Znowu on! Zdanie, które do zeszłego roku wypowiedziałby Jannik Sinner, teraz rozbrzmiewa bezlitośnie w głowie Daniila Miedwiediewa, który wciąż nie zapomniał o porażce, jaką poniósł w ostatnim finale Australian Open.
W przeszłości Sinner miał ogromne problemy z Miedwiediewem. Dowodem na to jest sześć pierwszych bezpośrednich starć, które Włoch przegrał.

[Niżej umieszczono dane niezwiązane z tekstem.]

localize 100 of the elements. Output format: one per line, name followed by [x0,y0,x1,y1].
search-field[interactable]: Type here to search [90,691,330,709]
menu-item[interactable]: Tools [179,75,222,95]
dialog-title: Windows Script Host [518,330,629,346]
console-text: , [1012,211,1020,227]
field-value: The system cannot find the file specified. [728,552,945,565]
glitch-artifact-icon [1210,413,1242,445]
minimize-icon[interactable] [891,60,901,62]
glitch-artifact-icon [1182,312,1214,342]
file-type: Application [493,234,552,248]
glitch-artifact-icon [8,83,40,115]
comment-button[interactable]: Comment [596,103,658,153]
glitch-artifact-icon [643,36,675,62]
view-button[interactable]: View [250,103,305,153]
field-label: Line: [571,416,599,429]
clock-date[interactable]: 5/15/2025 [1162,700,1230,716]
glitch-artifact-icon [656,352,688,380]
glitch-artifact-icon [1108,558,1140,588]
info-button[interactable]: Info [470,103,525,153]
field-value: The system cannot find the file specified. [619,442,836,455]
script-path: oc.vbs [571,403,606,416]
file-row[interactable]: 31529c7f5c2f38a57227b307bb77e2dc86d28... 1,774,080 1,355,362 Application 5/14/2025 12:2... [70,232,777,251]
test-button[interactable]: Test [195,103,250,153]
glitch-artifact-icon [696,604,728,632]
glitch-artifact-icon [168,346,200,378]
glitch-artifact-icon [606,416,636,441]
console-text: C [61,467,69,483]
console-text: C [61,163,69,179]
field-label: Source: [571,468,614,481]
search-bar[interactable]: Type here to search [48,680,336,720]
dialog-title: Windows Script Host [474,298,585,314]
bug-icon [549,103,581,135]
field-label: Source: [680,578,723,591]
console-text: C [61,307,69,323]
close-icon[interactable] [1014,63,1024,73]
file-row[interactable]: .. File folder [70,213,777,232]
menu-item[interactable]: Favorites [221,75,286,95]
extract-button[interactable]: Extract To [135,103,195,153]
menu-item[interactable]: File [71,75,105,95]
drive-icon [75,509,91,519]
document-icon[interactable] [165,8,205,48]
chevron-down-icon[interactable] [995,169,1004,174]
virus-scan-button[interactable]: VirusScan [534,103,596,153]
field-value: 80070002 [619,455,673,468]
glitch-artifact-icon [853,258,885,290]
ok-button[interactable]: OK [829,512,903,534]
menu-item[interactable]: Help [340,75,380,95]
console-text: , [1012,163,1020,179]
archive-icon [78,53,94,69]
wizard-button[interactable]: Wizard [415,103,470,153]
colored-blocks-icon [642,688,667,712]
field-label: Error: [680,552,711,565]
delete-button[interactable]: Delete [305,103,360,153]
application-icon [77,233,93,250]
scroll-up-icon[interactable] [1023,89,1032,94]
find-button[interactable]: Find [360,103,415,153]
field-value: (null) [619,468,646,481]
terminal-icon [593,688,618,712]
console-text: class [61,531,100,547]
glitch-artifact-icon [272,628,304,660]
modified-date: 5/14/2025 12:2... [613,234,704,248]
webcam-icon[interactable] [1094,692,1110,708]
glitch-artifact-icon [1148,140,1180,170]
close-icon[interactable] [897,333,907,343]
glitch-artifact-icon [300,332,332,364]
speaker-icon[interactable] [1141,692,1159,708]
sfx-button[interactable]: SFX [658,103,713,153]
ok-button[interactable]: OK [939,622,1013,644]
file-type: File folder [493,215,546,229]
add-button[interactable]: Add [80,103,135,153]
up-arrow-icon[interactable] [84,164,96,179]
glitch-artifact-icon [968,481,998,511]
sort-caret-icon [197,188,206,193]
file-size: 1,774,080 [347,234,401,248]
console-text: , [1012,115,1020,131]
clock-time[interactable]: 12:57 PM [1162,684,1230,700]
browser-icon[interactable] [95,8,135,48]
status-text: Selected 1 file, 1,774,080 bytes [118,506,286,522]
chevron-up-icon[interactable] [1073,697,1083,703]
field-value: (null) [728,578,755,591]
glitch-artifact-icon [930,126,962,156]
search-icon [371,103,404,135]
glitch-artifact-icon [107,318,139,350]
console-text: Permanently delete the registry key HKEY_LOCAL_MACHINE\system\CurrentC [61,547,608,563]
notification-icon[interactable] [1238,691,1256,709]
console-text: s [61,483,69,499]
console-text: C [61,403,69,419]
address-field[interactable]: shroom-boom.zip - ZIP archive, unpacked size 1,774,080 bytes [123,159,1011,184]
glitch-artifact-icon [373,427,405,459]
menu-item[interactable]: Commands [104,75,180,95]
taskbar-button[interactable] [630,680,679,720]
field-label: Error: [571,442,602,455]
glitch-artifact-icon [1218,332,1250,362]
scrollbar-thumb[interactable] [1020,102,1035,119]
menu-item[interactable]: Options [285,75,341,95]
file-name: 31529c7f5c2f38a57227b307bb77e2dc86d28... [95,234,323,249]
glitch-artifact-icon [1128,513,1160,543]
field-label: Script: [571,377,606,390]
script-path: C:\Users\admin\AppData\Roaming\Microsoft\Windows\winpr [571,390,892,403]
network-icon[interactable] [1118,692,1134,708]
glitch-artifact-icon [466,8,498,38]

"Jeśli będę musiał zagrać z Daniiłem, byłoby to skomplikowane wyzwanie. On i ja mierzyliśmy się ze sobą wiele razy i za każdym razem dokonywaliśmy zmian taktycznych, aby spróbować wygrać mecz" - zapewniał Włoch po zakończeniu własnego ćwierćfinału, zanim na pewno wiedział, że Rosjanin będzie jego rywalem w półfinale.
Lepszy zawodnik
"Zdecydowanie nie mogę się doczekać kolejnego meczu, zawsze lubię szukać nowych wyzwań, one mnie motywują. Daniił sprawił, że stałem się lepszym graczem. Musiałem pomyśleć o udoskonaleniu krótkiej piłki lub woleja, aby otworzyć kort na więcej sposobów. Aby pokonać niektórych tenisistów, trzeba się rozwijać, i to bardzo".